As disappointing as it was to lose last night, and as up-and-down as this season has been for this freshmen-heavy Longhorns squad, Kansas provides a nice reminder of the promise that lies ahead. As a freshman in 2009-10, Thomas Robinson played just 7 minutes a game, averaging 2.5 points and 2.7 rebounds per game, and then last year as a sophomore still only averaged 15 minutes, 7.6 points and 6.4 boards per contest. Meanwhile, Tyshawn Taylor started from day one upon his arrival in 2008-09, when as a freshman he averaged 9.7 points and 3.0 assists per game, and only with experience grew into the star senior we see today (17 points and 5 assists per game).

As Texas fans we've become accustomed to exceptional freshmen, and in comparison to guys like Kevin Durant, DJ Augustin and TJ Ford, Kabongo and McClellan have not been as able to be high-impact players right from the starting gun. But the operative word there is 'exeptional,' and most freshmen -- even highly-talented ones who will play in the NBA -- need some time to develop. And the fact that they aren't quite the freshmen freaks that some of their predecessors were makes it easy to lose sight of the fact that by (mortal) freshmen standards Kabongo and McClellan have been quite good this year.

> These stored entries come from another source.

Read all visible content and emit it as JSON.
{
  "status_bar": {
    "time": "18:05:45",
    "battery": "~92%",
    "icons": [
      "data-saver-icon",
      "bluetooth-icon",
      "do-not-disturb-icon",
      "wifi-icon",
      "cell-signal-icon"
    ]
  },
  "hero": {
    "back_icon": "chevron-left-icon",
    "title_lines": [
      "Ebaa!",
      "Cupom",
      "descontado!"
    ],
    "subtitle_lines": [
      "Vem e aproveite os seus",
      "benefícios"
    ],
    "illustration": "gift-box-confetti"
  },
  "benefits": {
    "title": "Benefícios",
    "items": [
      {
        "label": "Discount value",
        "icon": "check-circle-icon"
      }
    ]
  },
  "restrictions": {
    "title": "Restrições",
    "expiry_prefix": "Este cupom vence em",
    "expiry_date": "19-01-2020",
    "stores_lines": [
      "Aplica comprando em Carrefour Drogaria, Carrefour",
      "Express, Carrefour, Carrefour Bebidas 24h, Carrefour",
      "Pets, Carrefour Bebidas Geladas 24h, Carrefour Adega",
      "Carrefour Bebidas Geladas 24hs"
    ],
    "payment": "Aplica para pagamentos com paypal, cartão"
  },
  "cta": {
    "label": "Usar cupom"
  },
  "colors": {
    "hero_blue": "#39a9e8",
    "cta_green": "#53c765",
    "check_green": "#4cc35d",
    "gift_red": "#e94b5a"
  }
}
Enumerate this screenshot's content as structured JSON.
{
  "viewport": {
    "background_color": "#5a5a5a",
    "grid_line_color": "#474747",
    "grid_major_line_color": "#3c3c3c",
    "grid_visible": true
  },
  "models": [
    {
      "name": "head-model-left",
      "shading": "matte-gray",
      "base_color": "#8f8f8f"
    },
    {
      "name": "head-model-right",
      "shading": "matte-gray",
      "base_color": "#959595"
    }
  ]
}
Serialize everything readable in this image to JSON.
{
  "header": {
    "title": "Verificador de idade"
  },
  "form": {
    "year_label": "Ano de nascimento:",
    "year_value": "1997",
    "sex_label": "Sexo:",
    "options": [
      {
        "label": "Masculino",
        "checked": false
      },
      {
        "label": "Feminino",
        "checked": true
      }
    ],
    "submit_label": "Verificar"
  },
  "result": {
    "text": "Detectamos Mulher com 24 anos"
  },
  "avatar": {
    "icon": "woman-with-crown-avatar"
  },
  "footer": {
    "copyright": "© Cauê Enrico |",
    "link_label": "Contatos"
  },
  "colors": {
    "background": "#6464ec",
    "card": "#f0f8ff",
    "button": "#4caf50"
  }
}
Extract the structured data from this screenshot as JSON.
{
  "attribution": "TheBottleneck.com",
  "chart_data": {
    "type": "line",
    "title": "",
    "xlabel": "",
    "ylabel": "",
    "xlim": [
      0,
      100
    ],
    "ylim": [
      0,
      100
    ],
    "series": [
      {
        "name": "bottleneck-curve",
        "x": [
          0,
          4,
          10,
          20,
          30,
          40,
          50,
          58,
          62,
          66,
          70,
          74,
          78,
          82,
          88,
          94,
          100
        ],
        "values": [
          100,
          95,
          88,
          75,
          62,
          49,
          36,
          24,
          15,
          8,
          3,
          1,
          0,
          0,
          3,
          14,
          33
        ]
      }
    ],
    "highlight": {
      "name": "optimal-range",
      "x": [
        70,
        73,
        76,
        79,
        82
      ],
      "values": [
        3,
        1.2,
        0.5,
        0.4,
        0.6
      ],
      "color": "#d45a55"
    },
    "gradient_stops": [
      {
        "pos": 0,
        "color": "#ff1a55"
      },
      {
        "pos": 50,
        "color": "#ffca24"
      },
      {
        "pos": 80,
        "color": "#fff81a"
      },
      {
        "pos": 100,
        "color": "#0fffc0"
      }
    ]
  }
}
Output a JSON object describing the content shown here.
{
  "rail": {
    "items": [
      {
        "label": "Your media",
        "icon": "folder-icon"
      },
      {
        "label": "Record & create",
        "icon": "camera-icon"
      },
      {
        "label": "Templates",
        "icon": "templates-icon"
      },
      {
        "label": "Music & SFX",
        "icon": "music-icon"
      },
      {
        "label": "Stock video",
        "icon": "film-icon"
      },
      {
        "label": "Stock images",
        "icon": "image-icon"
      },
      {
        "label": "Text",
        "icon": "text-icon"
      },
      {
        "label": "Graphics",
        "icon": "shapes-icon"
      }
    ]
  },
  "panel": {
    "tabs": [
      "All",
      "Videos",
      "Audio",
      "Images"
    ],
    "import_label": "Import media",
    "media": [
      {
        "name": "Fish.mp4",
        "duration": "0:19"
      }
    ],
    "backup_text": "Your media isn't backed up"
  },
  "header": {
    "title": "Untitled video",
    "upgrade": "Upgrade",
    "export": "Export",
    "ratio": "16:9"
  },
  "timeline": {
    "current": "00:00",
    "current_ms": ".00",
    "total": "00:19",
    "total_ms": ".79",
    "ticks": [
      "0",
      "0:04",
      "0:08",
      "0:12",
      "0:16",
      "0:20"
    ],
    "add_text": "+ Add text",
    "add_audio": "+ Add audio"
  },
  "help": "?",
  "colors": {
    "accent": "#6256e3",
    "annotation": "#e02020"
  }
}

Kabongo is averaging 10.1 points and 5.3 assists across 30 minutes per game, and has vastly improved his outside and free throw shooting over the season. And for his part, McClellan is averaging 11.6 points and 3.4 boards in 26 minutes per game, even though he hasn't shot the ball from the outside as well as he's capable (30% from three on the year).

In any event, the offseason is the time to talk about what might be ahead for Texas next season. For now, the loss to Kansas closes our regular season, giving us a 19-12 overall record, 9-9 in the Big 12. The Longhorns will enter the conference tournament as the No. 6 seed, earning a first-round bye and a quarterfinal match-up with Iowa State, who knocked off Baylor on Saturday to earn the No. 3 seed.

As nice as it would be to knock off Baylor, the Bears present a more difficult challenge to Texas in terms of match ups, and the Longhorns are probably better off to have drawn the Cyclones in the quarters, considering how much a single win in the Big 12 Tournament could wind up meaning to Texas' NCAA Tournament hopes. Particularly without Wangmene, Baylor's huge size advantage would have been very problematic for Texas, while Iowa State doesn't present nearly the same frontcourt issues.

It's still possible Texas could get a bid without winning their quarterfinal game, but as thin as is the margin for error, it's certainly going to feel like everything is on the line for the Longhorns. Texas and Iowa State will tip on Thursday night at 8:30 p.m., with the game to be televised on the Big 12 Network. The winner will face the winner of Missouri vs Oklahoma State/Texas Tech.